Kiedy ból zelżał, Sita ponownie sięgnęła po długopis i odwróciła kartkę, żeby rozpisać na niej plan wyprawy. Miejsce agonii szybko zajęła nostalgia – wspomnienia Sity dotyczące Indii zdawały się wyraźniejsze niż kiedykolwiek. Psycholog Russ, który odwiedził je w zeszłym tygodniu, twierdził, że często tak się dzieje przed śmiercią. „Myśl o niej jak o przejściu – powiedział. – Kończysz jeden etap, a zaczynasz kolejny”. Przypominając sobie te słowa, Sita jęła rozmyślać o wyprawie swoich córek do Indii. Uprze się, żeby to zrobiły – żadnych wymówek, żadnego wycofywania się. Przyjemnie było wiedzieć, że kiedy one powrócą do swoich korzeni, Sita będzie zajęta poznawaniem życia po drugiej stronie. Kto wie, ile czasu zabierze jej przyzwyczajenie się do nowego otoczenia, nawiązanie znajomości i nauka obsługi ekspresu do kawy? A jeśli spotka tam Devindera, swojego zmarłego męża? Będą mieli do nadrobienia dziesiątki lat, oczywiście gdy już zmyje mu głowę za to, że tak nagle ją zostawił.
Myśli i wspomnienia wczesnych lat małżeństwa i macierzyństwa zalały umysł Sity, redukując cierpienie do tępego bólu, który umiejscowił się w jej klatce piersiowej. Tamte czasy przepełniał chaos – Sita musiała się nauczyć, jak być żoną i matką, prowadzić gospodarstwo i przyzwyczaić się do funkcjonowania w nowym kraju. A kiedy wreszcie zaczęło jej to wychodzić, została wdową. Tylko przez krótki okres swojego życia Sita mogła się nacieszyć pełną rodziną. Dopisała kolejne punkty do planu wyprawy. Od jej ostatniej podróży do Indii minęło prawie trzydzieści lat. Tłumacząc im etapy godzenia się ze śmiercią, Russ powiedział, że niektórzy ludzie rozpaczliwie pragną cofnąć czas. Chociaż Sita uważała się za zbyt pragmatyczną, by folgować takim zachciankom, miała nadzieję, że córki zastaną Indie dokładnie takimi, jakimi je zostawiła.
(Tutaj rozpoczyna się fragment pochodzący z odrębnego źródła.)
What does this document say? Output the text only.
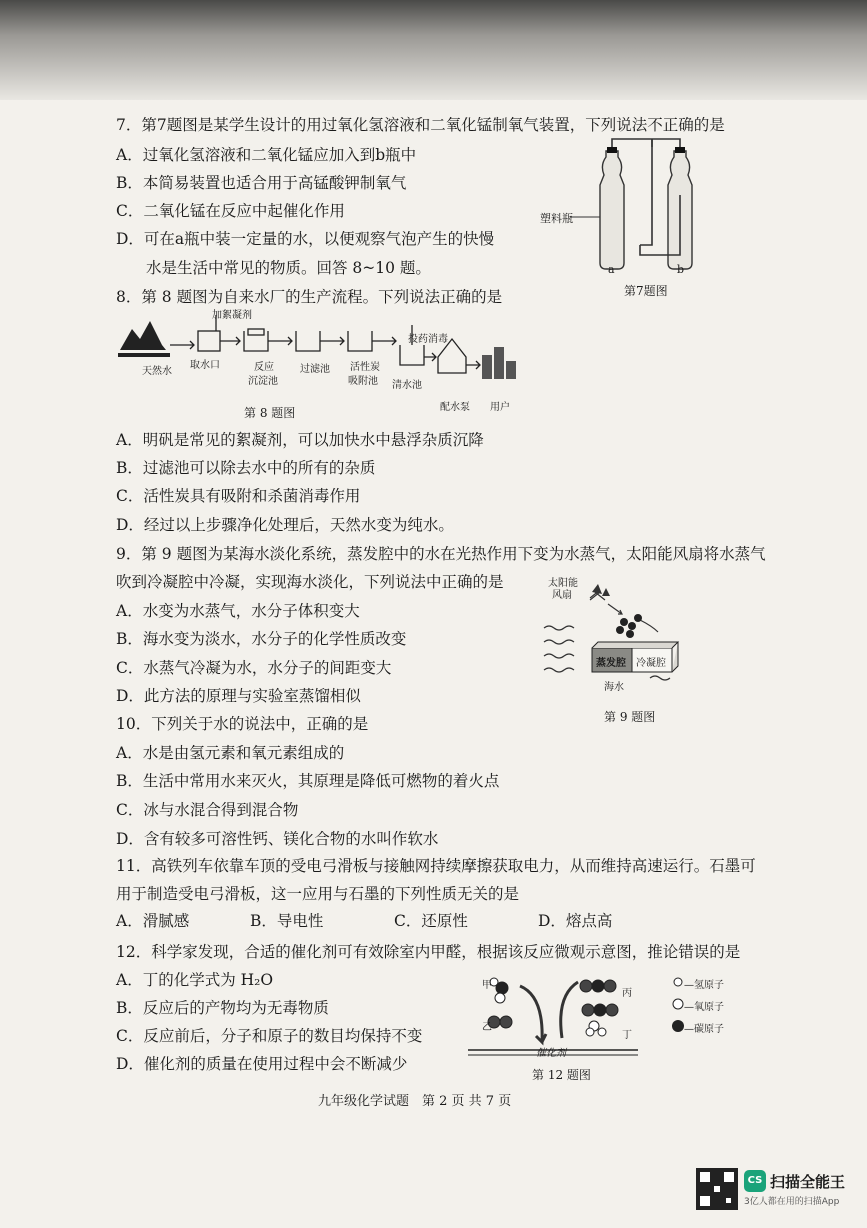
7．第7题图是某学生设计的用过氧化氢溶液和二氧化锰制氧气装置，下列说法不正确的是
A．过氧化氢溶液和二氧化锰应加入到b瓶中
B．本简易装置也适合用于高锰酸钾制氧气
C．二氧化锰在反应中起催化作用
D．可在a瓶中装一定量的水，以便观察气泡产生的快慢
水是生活中常见的物质。回答 8~10 题。
塑料瓶
a	b
第7题图
8．第 8 题图为自来水厂的生产流程。下列说法正确的是
加絮凝剂
投药消毒
天然水
取水口	反应
沉淀池
过滤池 活性炭
吸附池 清水池
配水泵 用户
第 8 题图
A．明矾是常见的絮凝剂，可以加快水中悬浮杂质沉降
B．过滤池可以除去水中的所有的杂质
C．活性炭具有吸附和杀菌消毒作用
D．经过以上步骤净化处理后，天然水变为纯水。
9．第 9 题图为某海水淡化系统，蒸发腔中的水在光热作用下变为水蒸气，太阳能风扇将水蒸气
吹到冷凝腔中冷凝，实现海水淡化，下列说法中正确的是
A．水变为水蒸气，水分子体积变大
B．海水变为淡水，水分子的化学性质改变
C．水蒸气冷凝为水，水分子的间距变大
D．此方法的原理与实验室蒸馏相似
太阳能
风扇
蒸发腔 冷凝腔
海水
第 9 题图
10．下列关于水的说法中，正确的是
A．水是由氢元素和氧元素组成的
B．生活中常用水来灭火，其原理是降低可燃物的着火点
C．冰与水混合得到混合物
D．含有较多可溶性钙、镁化合物的水叫作软水
11．高铁列车依靠车顶的受电弓滑板与接触网持续摩擦获取电力，从而维持高速运行。石墨可
用于制造受电弓滑板，这一应用与石墨的下列性质无关的是
A．滑腻感	B．导电性	C．还原性	D．熔点高
12．科学家发现，合适的催化剂可有效除室内甲醛，根据该反应微观示意图，推论错误的是
A．丁的化学式为 H₂O
B．反应后的产物均为无毒物质
C．反应前后，分子和原子的数目均保持不变
D．催化剂的质量在使用过程中会不断减少
甲
乙
丙
丁
催化剂
—氢原子
—氧原子
—碳原子
第 12 题图
九年级化学试题　第 2 页 共 7 页
CS 扫描全能王
3亿人都在用的扫描App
Chciała im powiedzieć coś jeszcze. Przyznać się do czegoś, na co zdecydowała się po rozmowie z Russem. Będzie musiała znaleźć odpowiedni moment. O takich rzeczach nie wypadało pisać w liście; zniży głos i poprosi córki, aby podeszły bliżej. Na początku będą ją próbowały odwieść od tego pomysłu. „Nie wygłupiaj się, mamo” – powiedzą Rajni albo Shirina. „To jakiś żart, tak?” – zapyta Jezmeen, która niczego nie traktuje poważnie, nawet słów umierającej kobiety. A później wszystkie trzy zaczną protestować i wmawiać jej, że nie ma pojęcia, o czym mówi. Właśnie to było najbardziej frustrujące w umieraniu; wszystkim wydawało się, że myśli Sity zasnuwa mgiełka strachu, rozpaczliwe pragnienie życia. A przecież śmierć jest jedyną pewną rzeczą na tym świecie. Aby udowodnić swoim córkom, że mówi poważnie, każe im otworzyć szufladę i wyjąć z niej woreczek na biżuterię. Zajrzyjcie do środka. Widzicie? W takim razie przestańcie się spierać z własną matką.ROZDZIAŁ 1
_Wolałabym, żebyście pojechały do Indii w którymś z chłodniejszych miesięcy, ale ponieważ Rajni może wziąć urlop tylko podczas szkolnych wakacji, będziecie musiały to zrobić w lipcu lub sierpniu. Zabukujcie sobie bilety lotnicze i hotele jak najszybciej – wiem, że ostatnio byłam w Indiach ponad dwadzieścia lat temu, ale rezerwacje na ostatnią chwilę kosztują krocie._
Rajni nie miała skłonności do omdleń. Chwilę po tym, jak Anil powiedział jej o swojej dziewczynie, zastanawiała się, czy nie upozorować omdlenia, wiedziała jednak, że w ostatniej chwili wyciągnęłaby ręce, by złagodzić upadek. Nikt nie potraktowałby poważnie kobiety udającej, że mdleje. Słabe zasłabnięcie, dobre sobie.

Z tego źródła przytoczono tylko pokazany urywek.